Thursday, February 25, 2021

Feature, Not Bug


In April 2019, Facebook was preparing to ban one of the internet’s most notorious spreaders of misinformation and hate, Infowars founder Alex Jones. Then CEO Mark Zuckerberg personally intervened.

Jones had gained infamy for claiming that the 2012 Sandy Hook elementary school massacre was a “giant hoax,” and that the teenage survivors of the 2018 Parkland shooting were “crisis actors.” But Facebook had found that he was also relentlessly spreading hate against various groups, including Muslims and trans people. That behavior qualified him for expulsion from the social network under the company's policies for "dangerous individuals and organizations," which required Facebook to also remove any content that expressed “praise or support” for them.

But Zuckerberg didn’t consider the Infowars founder to be a hate figure, according to a person familiar with the decision, so he overruled his own internal experts and opened a gaping loophole: Facebook would permanently ban Jones and his company — but would not touch posts of praise and support for them from other Facebook users.
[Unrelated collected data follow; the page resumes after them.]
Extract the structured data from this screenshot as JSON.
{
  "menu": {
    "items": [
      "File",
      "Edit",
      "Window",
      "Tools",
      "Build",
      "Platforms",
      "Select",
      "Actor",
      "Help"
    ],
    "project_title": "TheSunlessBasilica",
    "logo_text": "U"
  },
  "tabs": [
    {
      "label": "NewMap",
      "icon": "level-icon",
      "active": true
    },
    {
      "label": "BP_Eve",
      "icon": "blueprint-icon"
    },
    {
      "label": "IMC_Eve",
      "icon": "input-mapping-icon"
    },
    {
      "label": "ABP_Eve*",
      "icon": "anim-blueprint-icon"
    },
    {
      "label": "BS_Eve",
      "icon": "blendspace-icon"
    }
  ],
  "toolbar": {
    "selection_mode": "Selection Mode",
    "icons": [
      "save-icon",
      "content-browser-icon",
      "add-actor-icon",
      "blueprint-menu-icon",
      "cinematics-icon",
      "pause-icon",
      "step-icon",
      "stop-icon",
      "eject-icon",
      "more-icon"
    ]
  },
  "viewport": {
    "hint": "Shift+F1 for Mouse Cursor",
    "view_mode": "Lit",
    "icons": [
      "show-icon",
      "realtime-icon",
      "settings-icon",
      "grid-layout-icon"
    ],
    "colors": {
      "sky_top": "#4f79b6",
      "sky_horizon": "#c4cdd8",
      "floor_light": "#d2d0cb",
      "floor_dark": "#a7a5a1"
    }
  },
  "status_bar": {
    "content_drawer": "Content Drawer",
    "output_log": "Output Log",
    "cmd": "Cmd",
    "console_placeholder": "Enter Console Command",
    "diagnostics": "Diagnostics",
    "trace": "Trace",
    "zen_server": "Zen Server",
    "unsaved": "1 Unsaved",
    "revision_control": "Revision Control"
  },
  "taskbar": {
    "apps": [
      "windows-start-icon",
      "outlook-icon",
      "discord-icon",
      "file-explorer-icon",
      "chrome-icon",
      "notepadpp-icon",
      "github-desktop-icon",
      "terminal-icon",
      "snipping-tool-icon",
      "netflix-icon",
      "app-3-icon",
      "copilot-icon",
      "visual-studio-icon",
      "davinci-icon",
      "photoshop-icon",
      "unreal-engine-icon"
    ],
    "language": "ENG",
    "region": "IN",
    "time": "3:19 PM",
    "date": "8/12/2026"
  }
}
This meant that Jones’ legions of followers could continue to share his lies across the world’s largest social network.

"Mark personally didn’t like the punishment, so he changed the rules,” a former policy employee told BuzzFeed News, noting that the original rule had already been in use and represented the product of untold hours of work between multiple teams and experts.


Political content was never supposed to be eligible for Facebook's "In Feed Recommendations." Yet, unsolicited conservative political content was being pushed into users' Facebook feeds via In Feed Recommendations. 

In Feed Recommendations is Facebook’s way of giving users a taste of different content by inserting posts from accounts they don’t follow into their newsfeed based on what each user already likes.

According to BuzzFeed, users even complained to the company in the spring of last year regarding right wing pundits, like Ben Shapiro, showing up in their feeds even though they never showed any interest in that type of content.

This political content wasn't supposed to be there, but it was still being inserted into feeds via In Feed Recommendations even after Facebook was made aware. Why? 

Facebook’s policy team told the company’s employees in August that it was being done to avoid complaints from prominent conservative figures.

....

The exceptions to the policy changes seem to have only applied to conservative personalities and outlets.